My grandmother had this power of being quiet. She had looks, and mannerisms that let you know she was not for chaos, havoc or foolishness. And with that persona, it made her impenetrable when I got older, and really wanted to know more about her, and how to navigate through this life, using her wisdom as a vantage point.
I would see her, no matter what was going on, there was this strength that made me fear her, especially since I only had 1 set of grandparents left-my maternal set. As I grew up, I noticed how intent and focused she would be when she cleaned, or how she cooked, and when she would garden and snap beans.

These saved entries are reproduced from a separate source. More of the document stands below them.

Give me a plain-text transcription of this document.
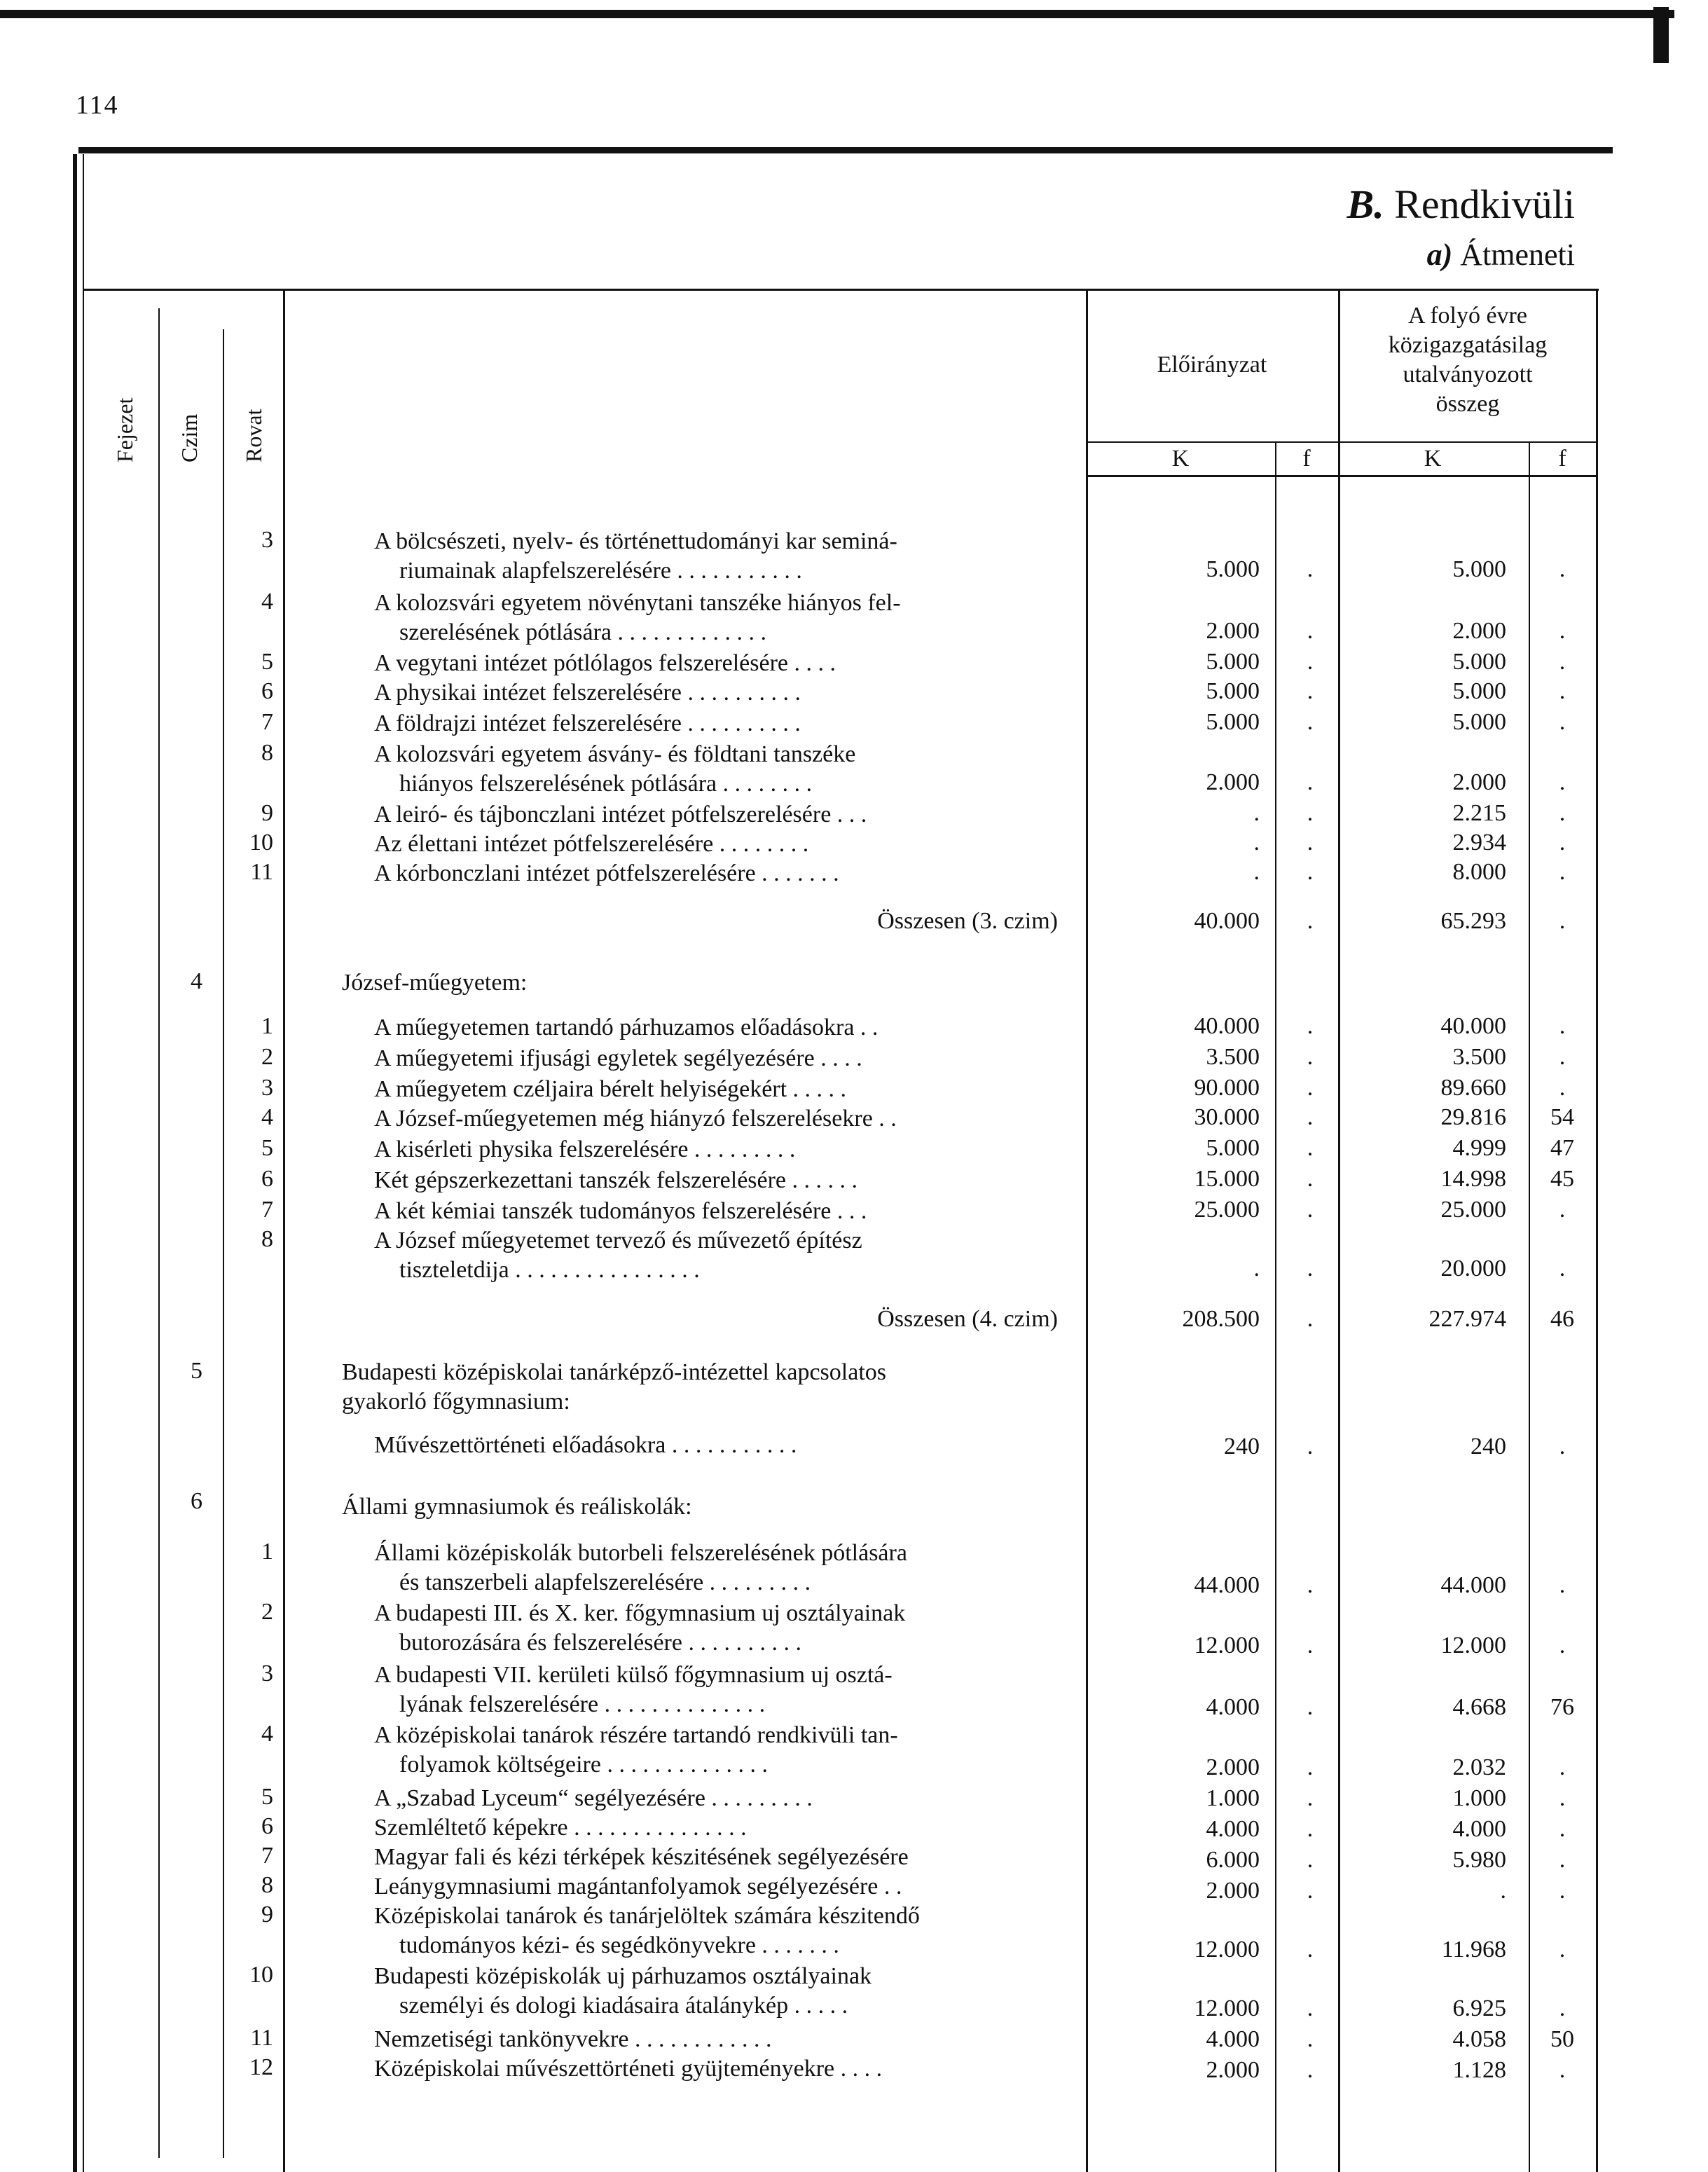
114
B. Rendkivüli
a) Átmeneti
Fejezet Czim Rovat
Előirányzat
A folyó évre
közigazgatásilag
utalványozott
összeg
K	f	K	f
3	A bölcsészeti, nyelv- és történettudományi kar seminá-
riumainak alapfelszerelésére . . . . . . . . . . .	5.000	.	5.000	.
4	A kolozsvári egyetem növénytani tanszéke hiányos fel-
szerelésének pótlására . . . . . . . . . . . . .	2.000	.	2.000	.
5	A vegytani intézet pótlólagos felszerelésére . . . .	5.000	.	5.000	.
6	A physikai intézet felszerelésére . . . . . . . . . .	5.000	.	5.000	.
7	A földrajzi intézet felszerelésére . . . . . . . . . .	5.000	.	5.000	.
8	A kolozsvári egyetem ásvány- és földtani tanszéke
hiányos felszerelésének pótlására . . . . . . . .	2.000	.	2.000	.
9	A leiró- és tájbonczlani intézet pótfelszerelésére . . .	.	.	2.215	.
10	Az élettani intézet pótfelszerelésére . . . . . . . .	.	.	2.934	.
11	A kórbonczlani intézet pótfelszerelésére . . . . . . .	.	.	8.000	.
Összesen (3. czim)	40.000	.	65.293	.
4	József-műegyetem:
1	A műegyetemen tartandó párhuzamos előadásokra . .	40.000	.	40.000	.
2	A műegyetemi ifjusági egyletek segélyezésére . . . .	3.500	.	3.500	.
3	A műegyetem czéljaira bérelt helyiségekért . . . . .	90.000	.	89.660	.
4	A József-műegyetemen még hiányzó felszerelésekre . .	30.000	.	29.816	54
5	A kisérleti physika felszerelésére . . . . . . . . .	5.000	.	4.999	47
6	Két gépszerkezettani tanszék felszerelésére . . . . . .	15.000	.	14.998	45
7	A két kémiai tanszék tudományos felszerelésére . . .	25.000	.	25.000	.
8	A József műegyetemet tervező és művezető építész
tiszteletdija . . . . . . . . . . . . . . . .	.	.	20.000	.
Összesen (4. czim)	208.500	.	227.974	46
5	Budapesti középiskolai tanárképző-intézettel kapcsolatos
gyakorló főgymnasium:
Művészettörténeti előadásokra . . . . . . . . . . .	240	.	240	.
6	Állami gymnasiumok és reáliskolák:
1	Állami középiskolák butorbeli felszerelésének pótlására
és tanszerbeli alapfelszerelésére . . . . . . . . .	44.000	.	44.000	.
2	A budapesti III. és X. ker. főgymnasium uj osztályainak
butorozására és felszerelésére . . . . . . . . . .	12.000	.	12.000	.
3	A budapesti VII. kerületi külső főgymnasium uj osztá-
lyának felszerelésére . . . . . . . . . . . . . .	4.000	.	4.668	76
4	A középiskolai tanárok részére tartandó rendkivüli tan-
folyamok költségeire . . . . . . . . . . . . . .	2.000	.	2.032	.
5	A „Szabad Lyceum“ segélyezésére . . . . . . . . .	1.000	.	1.000	.
6	Szemléltető képekre . . . . . . . . . . . . . . .	4.000	.	4.000	.
7	Magyar fali és kézi térképek készitésének segélyezésére	6.000	.	5.980	.
8	Leánygymnasiumi magántanfolyamok segélyezésére . .	2.000	.	.	.
9	Középiskolai tanárok és tanárjelöltek számára készitendő
tudományos kézi- és segédkönyvekre . . . . . . .	12.000	.	11.968	.
10	Budapesti középiskolák uj párhuzamos osztályainak
személyi és dologi kiadásaira átalánykép . . . . .	12.000	.	6.925	.
11	Nemzetiségi tankönyvekre . . . . . . . . . . . .	4.000	.	4.058	50
12	Középiskolai művészettörténeti gyüjteményekre . . . .	2.000	.	1.128	.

After I gave birth to my oldest daughter, and she began to decline only because of age, I noticed that persona was an armor. I wanted to ask her so much, I wanted her to speak to what I was facing as a mother of daughters.
I was jealous of people that had relationships with their grandparents, and could talk to them about anything and everything, and gave of themselves in those conversations.
I was jealous of the stories that other people’s grandmothers told, and how they treated it like it was nothing special. I wanted that from her, but realizing once, sitting across the table from her, there was this wall I could not breech. I thought of the quote biographers added to the myth and truth of General Robert E. Lee: “safe from the pick-locks of history.”
As I added birthdays in the three years she has been gone, I recognized why she was or had to be quiet: personal space and peace. Sometimes you have be to able to cultivate peace in yourself first before you can have it anywhere else.
I know very little about the formative years of my grandmother, only know what I know from my own mother and other aunts. What I do know, what I think I hang on to, I cannot reveal here–but what I will say is this.
There are things that we go through in this life that you can only process, handle or accept when and unless you’re quiet. There things that you cannot even come to peace with unless you’re quiet.
There is a place your mind travels when you process. There’s this peace it fights for when all Hell is breaking loose–this anchoring energy that reminds you, of you. The need you have for your own self, and what you need. There are things that you deal with, I deal with, she dealt with, that you cannot or may never be able to share with other people. Or, perhaps, ever share with other people because they won’t understand or understand why you aren’t dead.
I’m learning to cultivate that quiet, harness it for a base for that same strength. That place in my own self that is safe and appreciative of what it is that I want and need. That appreciates, and seeks to digest the things that have made me what I am, whom I am, and demands that I do something beneficial to myself.
This advantageous quiet…this necessary intrareflection we discount. We think don’t need it, can take it later or think, ‘My mama aint talk, and she told me that black women gotta be strong.’
Let me tell you something–even mules get tired.
I’m a woman, not a mule.
I deserve space to process, space to breathe, and not let people in to preserve the integrity of that space. I get to do the things I enjoy that help me decompress, and breathe deeply. I owe myself, to myself. My grandmother, even with her silence, she gave me all she could: the stoic nature, never let folk see you sweat, and you do what you have to until other things happen.
In doing that, preserving myself…when my daughters and granddaughters come to me, wide-eyed over a kitchen table, I can open my mouth and release that same blessing and hope that my grandmother tried to give to me.